Hughes Properties, Inc. v. United States

5 Cl. Ct. 641, 54 A.F.T.R.2d (RIA) 5462, 1984 U.S. Claims LEXIS 1379
CourtUnited States Court of Claims
DecidedJune 29, 1984
DocketNo. 594-82T
StatusPublished
Cited by5 cases

This text of 5 Cl. Ct. 641 (Hughes Properties, Inc. v. United States) is published on Counsel Stack Legal Research, covering United States Court of Claims primary law. Counsel Stack provides free access to over 12 million legal documents including statutes, case law, regulations, and constitutions.

Bluebook
Hughes Properties, Inc. v. United States, 5 Cl. Ct. 641, 54 A.F.T.R.2d (RIA) 5462, 1984 U.S. Claims LEXIS 1379 (cc 1984).

Opinion

OPINION

SETO, Judge:

This case is before the court on cross-motions for summary judgment with all relevant facts stipulated. The single issue before the court is whether certain liabilities, assertedly giving rise to the claimed deductions, have been fixed for the purpose of calculating federal income tax.

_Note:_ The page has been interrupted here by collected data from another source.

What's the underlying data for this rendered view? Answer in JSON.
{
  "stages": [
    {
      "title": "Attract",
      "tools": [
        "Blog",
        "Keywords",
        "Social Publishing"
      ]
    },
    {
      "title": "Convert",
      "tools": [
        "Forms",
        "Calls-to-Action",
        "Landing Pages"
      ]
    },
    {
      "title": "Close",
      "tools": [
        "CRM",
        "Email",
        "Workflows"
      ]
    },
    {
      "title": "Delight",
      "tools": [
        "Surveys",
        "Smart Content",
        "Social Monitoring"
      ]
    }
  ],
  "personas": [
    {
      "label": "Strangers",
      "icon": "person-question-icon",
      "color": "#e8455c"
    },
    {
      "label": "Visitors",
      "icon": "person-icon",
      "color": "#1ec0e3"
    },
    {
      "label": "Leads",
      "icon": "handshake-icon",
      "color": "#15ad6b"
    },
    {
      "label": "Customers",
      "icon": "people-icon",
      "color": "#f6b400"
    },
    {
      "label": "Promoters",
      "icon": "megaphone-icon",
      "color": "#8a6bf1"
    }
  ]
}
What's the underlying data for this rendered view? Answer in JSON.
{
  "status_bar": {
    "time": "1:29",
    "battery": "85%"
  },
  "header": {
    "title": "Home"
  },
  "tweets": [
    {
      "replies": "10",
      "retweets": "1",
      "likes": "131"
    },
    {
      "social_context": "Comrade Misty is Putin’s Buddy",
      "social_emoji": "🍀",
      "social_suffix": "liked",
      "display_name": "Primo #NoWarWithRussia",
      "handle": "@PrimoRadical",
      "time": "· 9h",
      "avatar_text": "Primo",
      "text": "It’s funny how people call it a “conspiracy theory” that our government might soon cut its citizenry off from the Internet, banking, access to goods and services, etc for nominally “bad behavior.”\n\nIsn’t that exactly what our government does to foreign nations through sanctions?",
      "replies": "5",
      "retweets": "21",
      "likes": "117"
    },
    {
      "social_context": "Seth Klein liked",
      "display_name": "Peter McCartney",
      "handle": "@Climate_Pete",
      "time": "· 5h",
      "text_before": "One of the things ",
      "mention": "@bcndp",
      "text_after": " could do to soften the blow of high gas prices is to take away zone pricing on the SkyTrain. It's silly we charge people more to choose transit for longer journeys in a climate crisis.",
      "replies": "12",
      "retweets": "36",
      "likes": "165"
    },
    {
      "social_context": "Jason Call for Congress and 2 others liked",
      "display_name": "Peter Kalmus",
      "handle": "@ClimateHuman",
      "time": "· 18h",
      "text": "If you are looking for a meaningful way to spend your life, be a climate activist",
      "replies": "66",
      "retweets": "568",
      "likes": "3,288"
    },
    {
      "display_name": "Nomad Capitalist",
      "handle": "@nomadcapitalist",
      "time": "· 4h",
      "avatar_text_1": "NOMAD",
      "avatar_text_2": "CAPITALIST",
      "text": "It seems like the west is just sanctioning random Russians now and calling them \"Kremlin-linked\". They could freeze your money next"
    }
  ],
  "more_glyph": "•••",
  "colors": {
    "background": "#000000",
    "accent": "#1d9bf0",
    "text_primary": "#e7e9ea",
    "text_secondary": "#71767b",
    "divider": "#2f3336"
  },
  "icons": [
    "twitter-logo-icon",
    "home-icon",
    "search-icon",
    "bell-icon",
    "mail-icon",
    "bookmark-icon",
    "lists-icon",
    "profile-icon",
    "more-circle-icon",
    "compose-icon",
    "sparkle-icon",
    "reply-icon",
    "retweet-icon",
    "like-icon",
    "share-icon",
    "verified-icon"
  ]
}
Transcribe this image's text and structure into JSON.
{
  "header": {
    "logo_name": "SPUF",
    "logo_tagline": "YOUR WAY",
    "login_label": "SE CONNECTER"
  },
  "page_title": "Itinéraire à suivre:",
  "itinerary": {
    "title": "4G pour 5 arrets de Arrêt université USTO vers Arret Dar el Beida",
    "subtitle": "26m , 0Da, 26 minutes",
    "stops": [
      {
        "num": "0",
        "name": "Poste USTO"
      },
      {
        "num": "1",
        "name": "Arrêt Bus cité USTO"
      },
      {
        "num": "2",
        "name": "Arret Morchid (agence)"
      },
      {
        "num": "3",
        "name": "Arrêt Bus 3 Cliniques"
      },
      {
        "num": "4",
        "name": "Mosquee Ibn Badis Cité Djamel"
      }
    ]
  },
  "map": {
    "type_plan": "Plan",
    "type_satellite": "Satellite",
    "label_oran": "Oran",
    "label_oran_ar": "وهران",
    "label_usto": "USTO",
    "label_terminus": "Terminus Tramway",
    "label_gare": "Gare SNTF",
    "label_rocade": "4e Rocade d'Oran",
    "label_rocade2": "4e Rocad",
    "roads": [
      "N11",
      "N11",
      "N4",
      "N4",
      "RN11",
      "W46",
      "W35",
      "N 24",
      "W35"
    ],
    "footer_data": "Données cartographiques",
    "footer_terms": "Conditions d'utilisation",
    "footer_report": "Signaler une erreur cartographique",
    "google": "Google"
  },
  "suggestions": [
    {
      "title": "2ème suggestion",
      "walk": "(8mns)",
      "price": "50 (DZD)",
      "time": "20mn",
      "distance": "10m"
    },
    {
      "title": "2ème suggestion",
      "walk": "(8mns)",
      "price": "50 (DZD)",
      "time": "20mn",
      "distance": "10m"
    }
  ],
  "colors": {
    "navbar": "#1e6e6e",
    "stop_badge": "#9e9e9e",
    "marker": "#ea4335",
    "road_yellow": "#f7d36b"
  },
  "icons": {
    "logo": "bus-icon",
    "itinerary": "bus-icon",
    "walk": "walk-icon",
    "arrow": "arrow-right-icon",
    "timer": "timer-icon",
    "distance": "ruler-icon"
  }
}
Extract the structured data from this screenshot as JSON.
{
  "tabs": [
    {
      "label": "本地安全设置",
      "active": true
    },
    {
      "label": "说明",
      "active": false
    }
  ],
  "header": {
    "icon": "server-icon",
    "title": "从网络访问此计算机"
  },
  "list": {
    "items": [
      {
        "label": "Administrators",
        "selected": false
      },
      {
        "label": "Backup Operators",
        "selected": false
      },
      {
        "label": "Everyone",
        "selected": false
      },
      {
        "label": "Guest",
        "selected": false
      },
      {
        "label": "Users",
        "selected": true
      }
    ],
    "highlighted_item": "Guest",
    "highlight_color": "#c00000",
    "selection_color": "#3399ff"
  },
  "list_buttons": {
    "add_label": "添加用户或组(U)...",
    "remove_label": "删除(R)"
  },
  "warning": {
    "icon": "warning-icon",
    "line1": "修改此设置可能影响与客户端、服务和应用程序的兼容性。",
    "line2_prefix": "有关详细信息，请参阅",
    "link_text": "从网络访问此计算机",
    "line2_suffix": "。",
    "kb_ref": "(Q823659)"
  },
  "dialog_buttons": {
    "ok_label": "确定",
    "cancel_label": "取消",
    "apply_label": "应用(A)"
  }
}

For the reasons set forth below, the court concludes that plaintiffs motion should be granted and defendant’s motion should be denied.

FACTS

Plaintiff, Hughes Properties, Inc., is a Nevada corporation which owns Harolds Club, a gambling casino located in Reno, Nevada. During the fiscal years ending on June 30 in 1973, 1974,1975 and 1977, plaintiff owned and operated progressive slot machines in this gambling casino. A “progressive slot machine,” like other, nonprogressive, slot machines, pays fixed jackpot amounts when specific combinations of symbols appear. Unlike other slot machines, however, a progressive slot machine also has an additional, “guaranteed,” jackpot. This latter jackpot amount is initially set at a given minimum. The machine automatically increases, by a pre-set ratio, the amount of this jackpot as money is gambled on the machine, and displays that amount on a meter on the face of the machine. The amount will increase until the jackpot is won or until a maximum amount (predetermined by the casino) is reached. A “guaranteed” jackpot can be won only when (1) the customer gambles the required (and, usually, the maximum) amount of money and (2) the machine displays the correct combination of symbols.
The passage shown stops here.